Evolution – Pronostic
Evolution
L’évolution du tétanos ne se conçoit que sous traitement dans une unité de soins intensifs.
Eléments de surveillance
Ce sont : – l’état d’hydratation et nutritionnel,
– les constantes surtout les courbes de température, de pouls et de pression artérielle,
– l’examen de tous les appareils, en particulier respiratoire et urinaire,
– la porte d’entrée,
– l’état de conscience,
– la classification par stades de MOLLARET .
Modalités évolutives
Plusieurs modalités évolutives sont possibles :
• La guérison
Elle survient au bout de 3 à 4 semaines (la toxine reste fixée 21 jours) avec cessation des paroxysmes, disparition progressive des contractures sous le contrôle des sédatifs, reprise d’une déglutition et d’une alimentation normale.
• Les complications
Elles peuvent survenir à tout moment et modifier le cours évolutif du tétanos. Ce sont des complications :
✧ cardiovasculaires
Il peut s’agir : – d’anomalies du rythme cardiaque à type bradycardie, de tachycardie, d’arythmies auriculaires ou ventriculaires, voire d’arrêt cardiaque, en rapport avec le syndrome dysautonomique,
– de variations de la pression artérielle (hypertension ou collapsus)
✧ respiratoires
La rigidité des muscles respiratoires est responsable de troubles ventilatoires à type d’encombrement bronchique et d’atélectasie. Par ailleurs le spasme glottique peut conduire à l’arrêt respiratoire à tout moment.
✧ thromboemboliques
La maladie thromboembolique, redoutable par sa latence, est un risque majeur. L’alitement, l’âge avancé, le mauvais état veineux pré-existant concourent à l’installation de la phlébite jambière et à l’embolie pulmonaire parfois révélatrice de la thrombose mortelle.
✧ infectieuses
Il peut s’agir d’une septicémie, d’une infection urinaire ou pulmonaire, infections qui sont en général iatrogènes (en rapport avec un cathéter, une sonde urinaire ou la trachéotomie)
✧ de décubitus
Il s’agit essentiellement des escarres, qui sont beaucoup plus fréquentes en raison de la pénurie chronique en personnel infirmier et en kinésithérapeutes.
• Les séquelles
Les séquelles sont représentées par :
✧ les fractures vertébrales
Elles sont dues aux contractures des muscles paravertébraux et se produisent souvent précocement, avant que la sédation thérapeutique soit satisfaisante. Ces fractures sont plus fréquentes chez les sujets de moins de 20 ans, probablement parce que les vertèbres ne sont pas complètement ossifiées. Il s’agit habituellement de fractures-tassements des vertèbres dorsales ( D 3 à D 10) ; les fractures cervicales et lombaires sont rares.

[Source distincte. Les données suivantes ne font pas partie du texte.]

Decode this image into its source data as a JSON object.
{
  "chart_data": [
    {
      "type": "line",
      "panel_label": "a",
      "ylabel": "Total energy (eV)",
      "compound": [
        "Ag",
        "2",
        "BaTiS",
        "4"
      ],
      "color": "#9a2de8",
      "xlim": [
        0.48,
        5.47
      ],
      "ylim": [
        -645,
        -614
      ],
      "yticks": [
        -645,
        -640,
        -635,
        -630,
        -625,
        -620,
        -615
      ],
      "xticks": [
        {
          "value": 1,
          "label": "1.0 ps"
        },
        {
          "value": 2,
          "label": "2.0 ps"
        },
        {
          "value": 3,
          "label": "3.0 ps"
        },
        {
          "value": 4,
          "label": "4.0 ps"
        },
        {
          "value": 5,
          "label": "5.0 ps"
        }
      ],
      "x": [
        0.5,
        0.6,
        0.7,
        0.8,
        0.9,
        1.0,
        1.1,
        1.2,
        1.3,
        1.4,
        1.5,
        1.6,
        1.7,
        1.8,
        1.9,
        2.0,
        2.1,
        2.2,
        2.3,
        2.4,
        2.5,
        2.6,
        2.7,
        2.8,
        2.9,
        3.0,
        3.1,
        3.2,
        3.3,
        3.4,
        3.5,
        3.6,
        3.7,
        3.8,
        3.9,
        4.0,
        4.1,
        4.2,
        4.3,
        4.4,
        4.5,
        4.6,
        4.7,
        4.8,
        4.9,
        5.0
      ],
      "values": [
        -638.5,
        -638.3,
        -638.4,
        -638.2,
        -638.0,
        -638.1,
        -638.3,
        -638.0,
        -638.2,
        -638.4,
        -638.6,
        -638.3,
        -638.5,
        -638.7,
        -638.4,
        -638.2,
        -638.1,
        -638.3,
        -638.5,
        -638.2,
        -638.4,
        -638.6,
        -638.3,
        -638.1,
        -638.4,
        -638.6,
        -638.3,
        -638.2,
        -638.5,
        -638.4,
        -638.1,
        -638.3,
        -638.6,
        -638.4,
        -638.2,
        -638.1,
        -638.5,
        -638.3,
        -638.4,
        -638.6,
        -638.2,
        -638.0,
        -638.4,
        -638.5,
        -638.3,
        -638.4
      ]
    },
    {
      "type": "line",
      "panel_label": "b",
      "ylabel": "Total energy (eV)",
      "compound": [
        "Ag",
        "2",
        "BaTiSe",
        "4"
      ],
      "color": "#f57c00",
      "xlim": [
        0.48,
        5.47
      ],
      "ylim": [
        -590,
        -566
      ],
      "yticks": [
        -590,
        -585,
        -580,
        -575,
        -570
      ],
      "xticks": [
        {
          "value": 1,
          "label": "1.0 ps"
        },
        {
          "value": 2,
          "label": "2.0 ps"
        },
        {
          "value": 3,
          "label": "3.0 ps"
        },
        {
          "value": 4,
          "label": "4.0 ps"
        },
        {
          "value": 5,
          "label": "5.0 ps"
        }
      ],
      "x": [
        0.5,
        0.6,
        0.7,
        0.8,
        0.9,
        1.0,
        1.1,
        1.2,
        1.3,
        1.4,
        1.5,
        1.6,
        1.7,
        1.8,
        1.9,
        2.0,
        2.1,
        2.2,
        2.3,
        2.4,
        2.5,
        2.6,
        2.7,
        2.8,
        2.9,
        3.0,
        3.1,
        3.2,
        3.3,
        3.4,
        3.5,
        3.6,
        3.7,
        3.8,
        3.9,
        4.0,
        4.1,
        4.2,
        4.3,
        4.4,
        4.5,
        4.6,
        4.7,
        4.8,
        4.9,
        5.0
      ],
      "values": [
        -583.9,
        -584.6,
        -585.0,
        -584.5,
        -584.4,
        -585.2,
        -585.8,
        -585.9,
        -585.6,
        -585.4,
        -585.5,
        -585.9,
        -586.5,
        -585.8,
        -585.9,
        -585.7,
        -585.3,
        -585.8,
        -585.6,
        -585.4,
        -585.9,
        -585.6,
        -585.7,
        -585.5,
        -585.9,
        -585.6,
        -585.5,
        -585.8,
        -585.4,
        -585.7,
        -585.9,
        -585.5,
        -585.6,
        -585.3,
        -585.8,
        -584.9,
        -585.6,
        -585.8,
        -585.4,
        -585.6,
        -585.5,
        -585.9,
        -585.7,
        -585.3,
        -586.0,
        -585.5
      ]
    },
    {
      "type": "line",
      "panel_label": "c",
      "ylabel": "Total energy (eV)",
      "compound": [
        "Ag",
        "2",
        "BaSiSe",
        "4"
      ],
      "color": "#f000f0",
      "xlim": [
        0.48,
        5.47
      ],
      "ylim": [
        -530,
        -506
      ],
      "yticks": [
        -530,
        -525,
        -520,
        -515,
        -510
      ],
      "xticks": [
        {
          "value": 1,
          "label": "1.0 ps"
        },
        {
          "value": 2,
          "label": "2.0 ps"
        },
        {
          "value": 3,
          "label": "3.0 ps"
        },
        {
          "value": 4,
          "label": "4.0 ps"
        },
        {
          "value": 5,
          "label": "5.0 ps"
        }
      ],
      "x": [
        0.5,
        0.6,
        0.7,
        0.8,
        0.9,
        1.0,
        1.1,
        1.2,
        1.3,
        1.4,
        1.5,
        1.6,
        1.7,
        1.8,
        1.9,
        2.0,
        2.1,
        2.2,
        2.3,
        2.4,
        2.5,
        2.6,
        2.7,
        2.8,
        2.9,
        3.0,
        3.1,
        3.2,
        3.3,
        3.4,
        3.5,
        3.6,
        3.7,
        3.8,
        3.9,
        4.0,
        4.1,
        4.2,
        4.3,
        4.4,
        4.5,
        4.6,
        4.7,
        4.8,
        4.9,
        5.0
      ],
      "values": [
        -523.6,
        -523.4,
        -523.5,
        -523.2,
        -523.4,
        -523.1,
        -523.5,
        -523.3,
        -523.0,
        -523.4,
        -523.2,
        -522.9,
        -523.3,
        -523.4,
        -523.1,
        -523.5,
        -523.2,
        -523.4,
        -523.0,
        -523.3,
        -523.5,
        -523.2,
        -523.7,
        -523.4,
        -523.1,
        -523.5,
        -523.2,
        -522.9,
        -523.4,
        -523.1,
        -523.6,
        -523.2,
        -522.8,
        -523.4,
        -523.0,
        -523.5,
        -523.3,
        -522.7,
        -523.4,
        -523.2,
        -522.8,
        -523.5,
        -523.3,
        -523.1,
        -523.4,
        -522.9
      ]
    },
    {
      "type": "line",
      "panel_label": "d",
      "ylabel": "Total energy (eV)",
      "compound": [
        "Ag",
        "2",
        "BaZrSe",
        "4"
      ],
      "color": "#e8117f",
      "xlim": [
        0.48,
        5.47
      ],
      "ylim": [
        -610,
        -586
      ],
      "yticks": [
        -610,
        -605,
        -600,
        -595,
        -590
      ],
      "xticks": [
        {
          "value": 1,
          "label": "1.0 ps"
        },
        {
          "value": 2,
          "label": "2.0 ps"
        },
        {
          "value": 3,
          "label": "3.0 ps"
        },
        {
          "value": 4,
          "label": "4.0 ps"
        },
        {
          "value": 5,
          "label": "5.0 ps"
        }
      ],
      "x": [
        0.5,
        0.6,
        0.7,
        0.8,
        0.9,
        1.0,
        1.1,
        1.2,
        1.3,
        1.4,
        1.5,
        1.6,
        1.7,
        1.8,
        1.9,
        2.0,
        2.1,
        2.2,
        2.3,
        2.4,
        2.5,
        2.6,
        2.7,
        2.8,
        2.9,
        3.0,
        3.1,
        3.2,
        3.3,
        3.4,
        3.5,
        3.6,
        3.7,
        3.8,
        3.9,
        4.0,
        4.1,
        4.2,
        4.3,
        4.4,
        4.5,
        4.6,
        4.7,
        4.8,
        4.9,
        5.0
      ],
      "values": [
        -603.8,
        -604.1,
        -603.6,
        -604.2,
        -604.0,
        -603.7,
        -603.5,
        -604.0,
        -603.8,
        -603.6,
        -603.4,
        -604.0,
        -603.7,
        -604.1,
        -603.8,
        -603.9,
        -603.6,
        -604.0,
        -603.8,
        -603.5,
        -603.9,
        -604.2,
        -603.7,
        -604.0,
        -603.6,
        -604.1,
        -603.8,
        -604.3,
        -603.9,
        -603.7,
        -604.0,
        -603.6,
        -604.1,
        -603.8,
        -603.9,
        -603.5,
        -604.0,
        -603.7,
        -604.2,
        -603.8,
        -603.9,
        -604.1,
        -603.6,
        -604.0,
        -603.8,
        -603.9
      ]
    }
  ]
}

Parfois, ces fractures sont latentes ou n’entraînent qu’une gêne modérée, tandis qu’ailleurs, elles provoquent une déformation cyphotique.
✧ les paraostéoarthropathies
Les paraostéoarthropathies sont les séquelles les plus importantes du tétanos. Il ne s’agit pas de simples calcifications des tissus mous périarticulaires mais d’un véritable tissu osseux avec ostéoblastes, ostéoclastes et moelle osseuse. Leur pathogénie demeure obscure et elles surviennent surtout chez les sujets de 40 à 60 ans, ayant des tétanos graves. Elles sont vraisemblablement favorisées par l’intensité des contractures et des paroxysmes. Leur fréquence a beaucoup diminué depuis que, grâce au diazépam, une meilleure relaxation musculaire est obtenue. Sont atteints surtout les coudes et les épaules, moins souvent les genoux, les hanches, les articulations des mains. C’est en général entre le 20e et le 60e jour qu’apparaissent les signes cliniques, les signes radiologiques étant d’ordinaire tardifs. Les articulations ont une mobilité réduite, sont douloureuses, souvent gonflées et chaudes, le tout parfois accompagné de poussées fébriles. Les premiers signes radiologiques sont des opacités ponctuées ou nuageuses siégeant dans les parties molles périarticulaires ou au contact de l’os.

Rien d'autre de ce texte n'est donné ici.